Większość niezamieszkałych lokali znajduje się na terenach wiejskich, ponad 600 tysięcy - poinformował szef Bundesinstitut für Bau-, Stadt- und Raumforschung, Harald Herrmann.
Według szefa BBSR to doskonałe miejsca do rozmieszczenia napływających do Niemiec uchodźców. W wielu regionach - na przykład Nadrenii Północnej-Westfalii, Saksonii czy Meklemburgii-Pomorze Przednie - na chętnych czekają nie tylko puste mieszkania ale także wolne miejsca pracy.
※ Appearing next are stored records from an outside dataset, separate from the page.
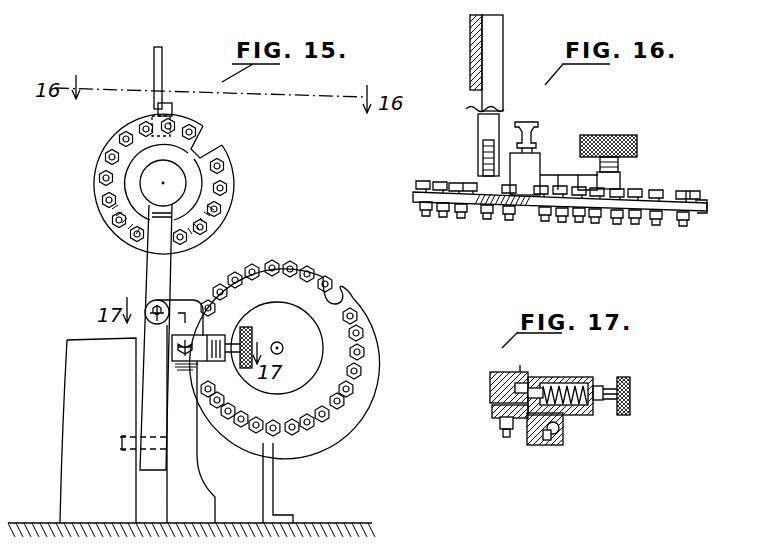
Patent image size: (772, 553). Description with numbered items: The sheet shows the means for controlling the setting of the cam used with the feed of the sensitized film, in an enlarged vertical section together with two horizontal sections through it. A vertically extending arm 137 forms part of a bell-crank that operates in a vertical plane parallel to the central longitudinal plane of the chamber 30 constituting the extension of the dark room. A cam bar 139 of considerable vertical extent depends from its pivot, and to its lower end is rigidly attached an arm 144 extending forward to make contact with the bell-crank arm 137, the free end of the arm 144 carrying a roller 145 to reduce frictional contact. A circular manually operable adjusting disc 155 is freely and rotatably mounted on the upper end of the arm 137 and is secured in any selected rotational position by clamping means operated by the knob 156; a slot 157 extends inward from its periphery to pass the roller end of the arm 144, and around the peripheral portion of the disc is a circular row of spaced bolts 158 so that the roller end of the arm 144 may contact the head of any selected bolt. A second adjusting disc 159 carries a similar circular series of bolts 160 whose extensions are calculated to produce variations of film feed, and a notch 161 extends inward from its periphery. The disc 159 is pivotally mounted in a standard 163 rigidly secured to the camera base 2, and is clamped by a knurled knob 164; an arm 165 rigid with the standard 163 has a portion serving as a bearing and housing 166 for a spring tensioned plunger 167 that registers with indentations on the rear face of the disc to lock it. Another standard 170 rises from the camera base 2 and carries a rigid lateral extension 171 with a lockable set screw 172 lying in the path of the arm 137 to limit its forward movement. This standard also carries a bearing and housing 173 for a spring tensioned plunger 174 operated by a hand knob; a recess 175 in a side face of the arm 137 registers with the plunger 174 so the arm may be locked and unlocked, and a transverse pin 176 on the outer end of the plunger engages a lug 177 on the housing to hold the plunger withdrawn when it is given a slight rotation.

In FIG. 15, the camera base 2 is at (33, 506).
In FIG. 15, the chamber 30 is at (76, 385).
In FIG. 15, the vertically extending arm 137 is at (150, 262).
In FIG. 17, the vertically extending arm 137 is at (503, 372).
In FIG. 15, the cam bar 139 is at (153, 60).
In FIG. 16, the cam bar 139 is at (470, 42).
In FIG. 15, the arm 144 is at (170, 104).
In FIG. 16, the arm 144 is at (480, 126).
In FIG. 16, the roller 145 is at (483, 156).
In FIG. 15, the adjusting disc 155 is at (105, 147).
In FIG. 16, the adjusting disc 155 is at (414, 196).
In FIG. 15, the knob 156 is at (153, 176).
In FIG. 15, the slot 157 is at (207, 146).
In FIG. 16, the slot 157 is at (533, 207).
In FIG. 15, the bolts 158 is at (223, 211).
In FIG. 16, the bolts 158 is at (482, 219).
In FIG. 15, the second adjusting disc 159 is at (373, 352).
In FIG. 16, the second adjusting disc 159 is at (700, 209).
In FIG. 15, the bolts 160 is at (331, 423).
In FIG. 16, the bolts 160 is at (657, 193).
In FIG. 15, the notch 161 is at (345, 296).
In FIG. 15, the standard 163 is at (275, 485).
In FIG. 16, the standard 163 is at (621, 180).
In FIG. 16, the knurled knob 164 is at (622, 138).
In FIG. 16, the arm 165 is at (546, 175).
In FIG. 16, the bearing and housing 166 is at (530, 166).
In FIG. 16, the plunger 167 is at (525, 121).
In FIG. 15, the standard 170 is at (190, 453).
In FIG. 17, the standard 170 is at (550, 446).
In FIG. 15, the lateral extension 171 is at (153, 300).
In FIG. 15, the set screw 172 is at (150, 324).
In FIG. 17, the set screw 172 is at (508, 438).
In FIG. 15, the bearing and housing 173 is at (208, 336).
In FIG. 17, the bearing and housing 173 is at (558, 380).
In FIG. 15, the plunger 174 is at (253, 335).
In FIG. 17, the plunger 174 is at (631, 397).
In FIG. 17, the recess 175 is at (520, 370).
In FIG. 17, the transverse pin 176 is at (598, 401).
In FIG. 17, the lug 177 is at (600, 386).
Zdaniem Herrmanna osiedlanie uchodźców w takich regionach zmniejszyłoby napięcia w dużych miastach, gdzie jest deficyt lokalowy i zdarza się, że dotychczasowi najemcy są zmuszani do ustąpienia miejsca uchodźcom.
Jednak przedstawiciel federalnego ministerstwa budownictwa Gunther Adler uważa, że masowe zasiedlanie pustostanów uchodźcami stwarzałoby "napięcia" i napędzało nastroje w środowiskach prawicowych ekstremistów. - To mogłoby doprowadzić do eksplozji społecznej - dodał Adler.
Niemieckie media zwracają uwagę, że mimo tylu wolnych lokali czynsze i ceny mieszkań w dużych niemieckich metropoliach wciąż rosną. najmocniej w zachodniej części kraju. Według prognoz analityków w dużych miastach potrzeba jeszcze co najmniej 400 tys. nowych mieszkań rocznie, by zaspokoić popyt. Jednocześnie zrzeszenia najemców apelują o regulacje, które powstrzymałyby właścicieli mieszkań przed niekontrolowanym podnoszeniem czynszów.